In the Hagen-Poisseuille law, we have a similar bit of physics: the forces due to the pressure drop pushes the fluid through the pipe against the viscous drag, which is proportional to the velocity. Since the fluid moves at a constant velocity, there is no net force. (There is an additional complication in this case since the fluid doesn’t flow at the same rate of speed in all parts of the pipe, moving fastest at the center of the pipe, but we’ll ignore that here.) The fact that these two forces balance is the H-P law. One factor of the area arises because the drag is proportional to the velocity and we want to express the law in terms of current – velocity times area (if we use volume current; add a factor of mass density if we use matter current). We introduce the inverse area to change velocity into current. But we also want to use pressure rather than force. In this case (not in the electrical case), pressure is related to force by a factor of area. This introduces a second factor of area into the resistance of the H-P equation. (To see this with equations, check out our text on it for the NEXUS Physics class.) This corresponds to the fourth power of the radius and can have powerful medical implications as well. (See our homework problem, Hold the mayo.)
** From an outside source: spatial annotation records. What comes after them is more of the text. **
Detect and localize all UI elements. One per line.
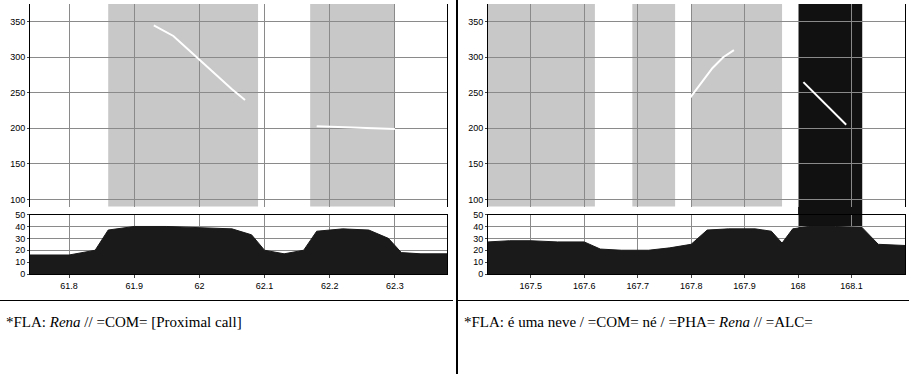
svg-text:30: 30 [15, 234, 25, 244]
svg-text:200: 200 [468, 123, 483, 133]
svg-text:100: 100 [468, 195, 483, 205]
svg-text:10: 10 [473, 257, 483, 267]
svg-text:300: 300 [10, 52, 25, 62]
svg-text:40: 40 [15, 222, 25, 232]
svg-text:250: 250 [10, 88, 25, 98]
svg-text:30: 30 [473, 234, 483, 244]
svg-text:0: 0 [20, 269, 25, 279]
svg-text:167.7: 167.7 [626, 281, 649, 291]
svg-text:61.8: 61.8 [60, 281, 78, 291]
svg-text:168: 168 [791, 281, 806, 291]
svg-text:40: 40 [473, 222, 483, 232]
svg-text:61.9: 61.9 [125, 281, 143, 291]
svg-text:300: 300 [468, 52, 483, 62]
svg-text:10: 10 [15, 257, 25, 267]
svg-text:62.1: 62.1 [256, 281, 274, 291]
svg-text:50: 50 [15, 210, 25, 220]
svg-text:62: 62 [194, 281, 204, 291]
svg-text:200: 200 [10, 123, 25, 133]
svg-text:167.5: 167.5 [520, 281, 543, 291]
svg-text:150: 150 [468, 159, 483, 169]
svg-text:20: 20 [15, 245, 25, 255]
svg-text:168.1: 168.1 [840, 281, 863, 291]
svg-text:350: 350 [10, 17, 25, 27]
svg-text:167.8: 167.8 [680, 281, 703, 291]
html-text:*FLA: é uma neve / =COM= né /: *FLA: é uma neve / =COM= né / =PHA= Rena… [464, 314, 813, 330]
svg-text:62.2: 62.2 [321, 281, 339, 291]
svg-text:167.9: 167.9 [733, 281, 756, 291]
svg-text:20: 20 [473, 245, 483, 255]
svg-text:0: 0 [478, 269, 483, 279]
svg-text:167.6: 167.6 [573, 281, 596, 291]
svg-text:350: 350 [468, 17, 483, 27]
svg-text:250: 250 [468, 88, 483, 98]
svg-text:100: 100 [10, 195, 25, 205]
html-text:*FLA: Rena // =COM= [Proximal: *FLA: Rena // =COM= [Proximal call] [6, 314, 242, 330]
svg-text:62.3: 62.3 [386, 281, 404, 291]
svg-text:150: 150 [10, 159, 25, 169]
svg-text:50: 50 [473, 210, 483, 220]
So in the HP equation, we get a factor of L4. In our previous example, the higher powers of length (the square of a volume) came because we were using two different volumes – sort of a double density. In this case, both of our areas are the same but they have two sources. One from the force of the fluid on itself into pressure, the other from converting the fluid velocity into current.
In both of these examples the conceptual correlate of the complex unit is a product of different conceptual objects – two different volumes in the density of density example, and the same area for two different purposes in the HP case. These examples suggest to me that when we have dimensions that don’t have a direct conceptual correlate with a physical concept, understanding the conceptual blends that lead to the combined dimensional structure can help us make better sense of why a complex quantity looks the way it does.

[1] G. Lakoff and M. Johnson, Metaphors We Live By (U. of Chicago Press, Chicago, 1980).
[2] G. Fauconnier and M. Turner, The Way We Think: Conceptual Blending and the Mind’s Hidden Complexities (Basic Books, 2003).